Marin Schultz takes the reins at South Moorhead DQ

Moorhead Business News

Nancy Edmonds Hanson

Marin Schultz purchased the Dairy Queen Grill and Chill at 802 30th Ave. S. early this winter. She also owns DQs in Wahpeton and Dickinson, North Dakota. (Photo/Nancy Hanson.)

Marin Schultz may be the new owner of the Dairy Queen Grill and Chill in south Moorhead, but she is already an old hand at guiding the team who craft dip cones and dilly bars, Blizzards and ice cream cakes, and the chicken strips and burgers that fill out the hot side of the menu.

After six years as the regional manager of seven franchise stores across the region, she purchased the DQ at Eighth Street and 30th Avenue South last October. It joins two others purchased earlier, one in Wahpeton, the other in Dickinson.

“I love these guys,” she says of the 14 women and men employed at the south-side store. She’s currently interviewing applicants for the positions that will come online with the advent of summer. “Some of them have been with us longer than I have,” including general manager Jamie Russness, now in her seventh year, and assistant manager Lexi Stickel, in her eighth.

Marin’s favorite part of the business, she says, is not the soft-serve ice cream or the crispy chicken strips. It’s the customers. “I love being front and center, ringing up their orders. But I’m in the grill a lot, too. I’m very hands-on.”

Marin manages her three DQ stores from the home in Christine, North Dakota, that she shares with husband Todd, an NDT technician with Braun Intertec. From that base, she reports visiting her stores here and in Wahpeton every day and in Dickinson every week.

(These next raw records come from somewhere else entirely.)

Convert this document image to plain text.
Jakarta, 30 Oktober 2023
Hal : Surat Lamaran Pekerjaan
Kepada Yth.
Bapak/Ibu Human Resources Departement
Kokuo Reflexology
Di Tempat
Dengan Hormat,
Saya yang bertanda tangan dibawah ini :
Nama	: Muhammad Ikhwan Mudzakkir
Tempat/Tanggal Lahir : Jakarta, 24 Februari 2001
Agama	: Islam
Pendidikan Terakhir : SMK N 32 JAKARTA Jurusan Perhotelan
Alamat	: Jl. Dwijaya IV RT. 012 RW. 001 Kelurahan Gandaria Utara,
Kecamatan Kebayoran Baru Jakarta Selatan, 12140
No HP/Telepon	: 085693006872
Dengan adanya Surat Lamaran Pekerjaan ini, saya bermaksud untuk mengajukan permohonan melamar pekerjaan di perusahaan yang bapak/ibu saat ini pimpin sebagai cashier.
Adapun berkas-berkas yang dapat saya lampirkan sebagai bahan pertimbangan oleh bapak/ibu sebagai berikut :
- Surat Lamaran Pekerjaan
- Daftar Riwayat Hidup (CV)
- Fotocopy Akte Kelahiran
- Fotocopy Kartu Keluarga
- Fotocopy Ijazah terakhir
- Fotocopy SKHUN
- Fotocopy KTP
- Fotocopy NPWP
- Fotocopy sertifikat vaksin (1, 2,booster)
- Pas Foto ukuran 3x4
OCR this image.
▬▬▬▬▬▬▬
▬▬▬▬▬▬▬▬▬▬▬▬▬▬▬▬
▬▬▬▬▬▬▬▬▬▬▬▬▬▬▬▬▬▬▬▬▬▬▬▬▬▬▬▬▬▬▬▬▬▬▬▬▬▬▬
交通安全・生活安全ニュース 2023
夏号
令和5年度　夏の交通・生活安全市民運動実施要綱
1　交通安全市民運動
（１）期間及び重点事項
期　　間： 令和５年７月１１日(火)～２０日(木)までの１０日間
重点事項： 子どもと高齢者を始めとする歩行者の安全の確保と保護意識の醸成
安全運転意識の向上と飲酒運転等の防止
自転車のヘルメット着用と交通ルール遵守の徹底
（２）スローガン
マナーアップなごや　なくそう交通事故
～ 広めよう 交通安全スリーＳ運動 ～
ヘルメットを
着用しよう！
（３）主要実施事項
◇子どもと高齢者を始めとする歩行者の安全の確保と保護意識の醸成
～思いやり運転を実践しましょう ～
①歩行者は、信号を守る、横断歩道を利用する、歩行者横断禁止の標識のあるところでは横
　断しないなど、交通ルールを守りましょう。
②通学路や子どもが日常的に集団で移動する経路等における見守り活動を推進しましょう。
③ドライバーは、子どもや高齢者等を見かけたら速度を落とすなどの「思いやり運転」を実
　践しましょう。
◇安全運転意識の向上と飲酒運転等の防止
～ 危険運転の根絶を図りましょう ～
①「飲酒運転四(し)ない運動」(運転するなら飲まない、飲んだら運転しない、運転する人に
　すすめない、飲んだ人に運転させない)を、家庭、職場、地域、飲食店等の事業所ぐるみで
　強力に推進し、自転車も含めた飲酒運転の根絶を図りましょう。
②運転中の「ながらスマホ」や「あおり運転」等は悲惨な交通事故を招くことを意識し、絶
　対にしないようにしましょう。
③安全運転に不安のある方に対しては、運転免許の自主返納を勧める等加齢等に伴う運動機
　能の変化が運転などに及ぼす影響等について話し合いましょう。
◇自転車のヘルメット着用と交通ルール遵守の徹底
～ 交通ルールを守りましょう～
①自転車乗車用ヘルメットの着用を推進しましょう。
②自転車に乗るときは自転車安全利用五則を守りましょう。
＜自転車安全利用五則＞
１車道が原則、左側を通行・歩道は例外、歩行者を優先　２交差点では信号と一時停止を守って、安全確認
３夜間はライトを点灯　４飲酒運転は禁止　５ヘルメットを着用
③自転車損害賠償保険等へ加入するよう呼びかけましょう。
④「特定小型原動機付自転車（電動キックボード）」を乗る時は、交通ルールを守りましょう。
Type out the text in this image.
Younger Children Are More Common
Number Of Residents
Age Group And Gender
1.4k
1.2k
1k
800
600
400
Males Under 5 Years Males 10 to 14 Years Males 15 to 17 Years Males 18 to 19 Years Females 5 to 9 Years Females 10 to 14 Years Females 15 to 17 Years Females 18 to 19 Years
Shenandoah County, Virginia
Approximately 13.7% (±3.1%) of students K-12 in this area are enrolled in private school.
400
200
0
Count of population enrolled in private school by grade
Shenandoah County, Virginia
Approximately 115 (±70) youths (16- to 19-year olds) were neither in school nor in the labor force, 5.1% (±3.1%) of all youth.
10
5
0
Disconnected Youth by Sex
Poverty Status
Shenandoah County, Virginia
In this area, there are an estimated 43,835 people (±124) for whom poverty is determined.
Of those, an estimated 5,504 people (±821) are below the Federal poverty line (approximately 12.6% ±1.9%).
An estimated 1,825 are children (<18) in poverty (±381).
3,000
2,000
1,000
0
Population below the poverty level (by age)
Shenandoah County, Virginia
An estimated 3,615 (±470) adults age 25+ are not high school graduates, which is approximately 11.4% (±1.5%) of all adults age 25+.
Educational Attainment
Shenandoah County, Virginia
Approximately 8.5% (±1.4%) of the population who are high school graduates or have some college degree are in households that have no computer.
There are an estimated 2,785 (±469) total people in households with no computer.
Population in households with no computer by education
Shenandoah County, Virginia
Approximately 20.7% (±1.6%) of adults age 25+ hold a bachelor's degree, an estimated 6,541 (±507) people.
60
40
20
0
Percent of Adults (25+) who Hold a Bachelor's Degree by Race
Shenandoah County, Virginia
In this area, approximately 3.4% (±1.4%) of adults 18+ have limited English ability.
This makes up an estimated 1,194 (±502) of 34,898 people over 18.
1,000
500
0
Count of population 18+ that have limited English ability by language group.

The restaurant business is in Marin’s blood. She grew up working in her parents’ establishments, including The Depot in Rapid City, South Dakota. “I’ve always been in the restaurant business. I was washing dishes for my parents when I was 12 years old,” she says. “But I’d never been in fast food until I joined Dairy Queen when I moved here.” She came to the Red River Valley in 2018, drawn by her relationship with the man she married last summer.

Unlike Moorhead’s original Dairy Queen shop downtown, the south-side location must follow the international franchise’s rather famous menu selections. That doesn’t mean, however, that Marin can’t put her own spin on the treats her crew offers their clientele. “We make all our own dilly bars right here. Lots of other Dairy Queens have stopped doing their own because it’s so labor-intensive, but I insist on it,” she says. “If you taste-test one of the pre-packaged bars and then try one of ours … well, there’s just no comparison.”

Drive-through service is a key to keeping her store busy year-round, even during the depths of the Minnesota winter. “Seventy percent of our business comes through the drive-through,” she reports. “It has been so good for us. It meant we could safely stay open during the COVID shut downs, and it’s convenient for our customers no matter what the weather is like.” She is proud of her crew’s commitment to moving each carload through in three minutes or so from placing their orders to driving away with treats in hand … “five at the very most,” she adds.

She’s equally proud of the cooler full of decorated cakes, both traditional DQ style and the newer Blizzard cakes. “You can custom-order in advance or come in and pick one from the freezer. Either way, our cake decorators will personalize it however you wish.” She’ll even through in a serving tip. “Do let it sit out for 20 minutes to soften before you cut it so it doesn’t break your knife. Trust me – I’ve learned that the hard way.”

Marin acknowledges that her south-side Dairy Queen is less well-known than the historic downtown DQ established in 1949 by Bob and Phyllis Litherland. “It’s nothing less than a Moorhead treasure. I’ve met Troy and Diane DeLeon, too, and they’re great,” she says. “Dairy Queen has room for all of us.”

And sharing the same city has some unexpected benefits. “The day they open downtown is always our own busiest day of the year,” she confides. “Ice cream is on everyone’s mind on March 1. But if that line looks like it’s going to take too long, they can jump in the car and head down here to our drive-through.”